The mandatory use of a new electronic bill of costs is being delayed until next year, it has emerged.

The Gazette understands the Civil Procedure Rule Committee has put back its October 2017 plan and is instead aiming to make the new bill compulsory from April 2018.

The deferment was confirmed at this month’s meeting of the committee and is due to more time being needed to ensure the IT in county courts is in place to handle bills filed electronically.

Last month it was reported that the committee was planning to meet HM Courts and Tribunals Service to discuss implementation, with changes to be included in the next scheduled update of the CPR next month.

Lawyers who have taken part in the voluntary pilot since 2015 have complained the new bill requires lawyers to spend longer recording their time and preparing the document.

The Association of Costs Lawyers has said the new bill can offer ‘significant’ benefits to parties, judges and lawyers alike, although it acknowledged there has been little data collected about the success of the pilot.

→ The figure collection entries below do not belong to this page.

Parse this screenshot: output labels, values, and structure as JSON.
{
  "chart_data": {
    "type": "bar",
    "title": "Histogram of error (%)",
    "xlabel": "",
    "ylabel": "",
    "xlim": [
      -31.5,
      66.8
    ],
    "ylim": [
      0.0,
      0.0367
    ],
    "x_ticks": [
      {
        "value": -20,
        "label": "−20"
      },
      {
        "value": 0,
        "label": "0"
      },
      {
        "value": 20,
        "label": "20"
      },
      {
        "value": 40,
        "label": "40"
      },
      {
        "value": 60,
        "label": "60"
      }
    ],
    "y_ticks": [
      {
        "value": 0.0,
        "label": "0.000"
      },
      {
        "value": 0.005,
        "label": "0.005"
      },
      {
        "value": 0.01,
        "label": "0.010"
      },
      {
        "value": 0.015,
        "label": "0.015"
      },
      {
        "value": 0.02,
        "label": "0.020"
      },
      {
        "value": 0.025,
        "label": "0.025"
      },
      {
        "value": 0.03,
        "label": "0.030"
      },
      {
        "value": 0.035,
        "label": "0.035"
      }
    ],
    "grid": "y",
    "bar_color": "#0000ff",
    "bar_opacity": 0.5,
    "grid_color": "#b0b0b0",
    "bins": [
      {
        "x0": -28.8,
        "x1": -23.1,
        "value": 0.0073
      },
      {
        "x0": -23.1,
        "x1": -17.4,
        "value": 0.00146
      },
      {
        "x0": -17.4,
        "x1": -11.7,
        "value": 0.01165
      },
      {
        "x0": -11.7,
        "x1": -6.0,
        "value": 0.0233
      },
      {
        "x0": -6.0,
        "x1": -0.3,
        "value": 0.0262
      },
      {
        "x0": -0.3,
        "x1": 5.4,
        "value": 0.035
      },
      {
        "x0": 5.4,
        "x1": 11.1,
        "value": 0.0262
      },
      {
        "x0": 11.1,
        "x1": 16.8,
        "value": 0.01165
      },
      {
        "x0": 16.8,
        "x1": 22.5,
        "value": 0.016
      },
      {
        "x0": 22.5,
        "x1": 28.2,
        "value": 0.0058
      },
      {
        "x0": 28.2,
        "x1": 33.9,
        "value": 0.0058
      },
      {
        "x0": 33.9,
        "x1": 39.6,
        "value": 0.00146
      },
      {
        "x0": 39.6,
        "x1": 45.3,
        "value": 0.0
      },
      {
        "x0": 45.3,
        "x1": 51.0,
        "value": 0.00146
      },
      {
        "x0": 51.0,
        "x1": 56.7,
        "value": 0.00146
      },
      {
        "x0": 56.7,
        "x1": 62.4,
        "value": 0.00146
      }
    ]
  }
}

The pilot scheme for the new bill of costs is currently due to expire on 30 September. The scheme provides for the use of a new format of costs bill in the detailed assessment procedure.

The idea had been promoted by Lord Justice Jackson in his final report on civil justice, but lawyers have warned against the bill becoming mandatory without a full consultation and a full review of costs budgeting, introduced in 2013.

In a report to the CPR committee in May, it was noted that the pilot scheme had shown that using a spreadsheet for costs recording ‘makes the figures transparent to the paying party and the costs judge’.

Even last month, the sub-committee formed to discuss the matter was recommending the new bill should be compulsory from 1 October 2017.

It said the reason the new bills have not been used is firms are uncertain over their implementation and want to avoid wasting time and resources.

The alternative, to continue the voluntary pilot, was felt to be ‘futile’ as few extra bills would emerge in the next six to 12 months.

The committee said court hearing centres would need systems to receive and store electronic bills electronically, transmit them to the appropriate district judge and return them electronically to the parties at the end of the detailed or provisional assessment. It added the necessary arrangements for the county court ‘should not be difficult to set up but they will need to be done’.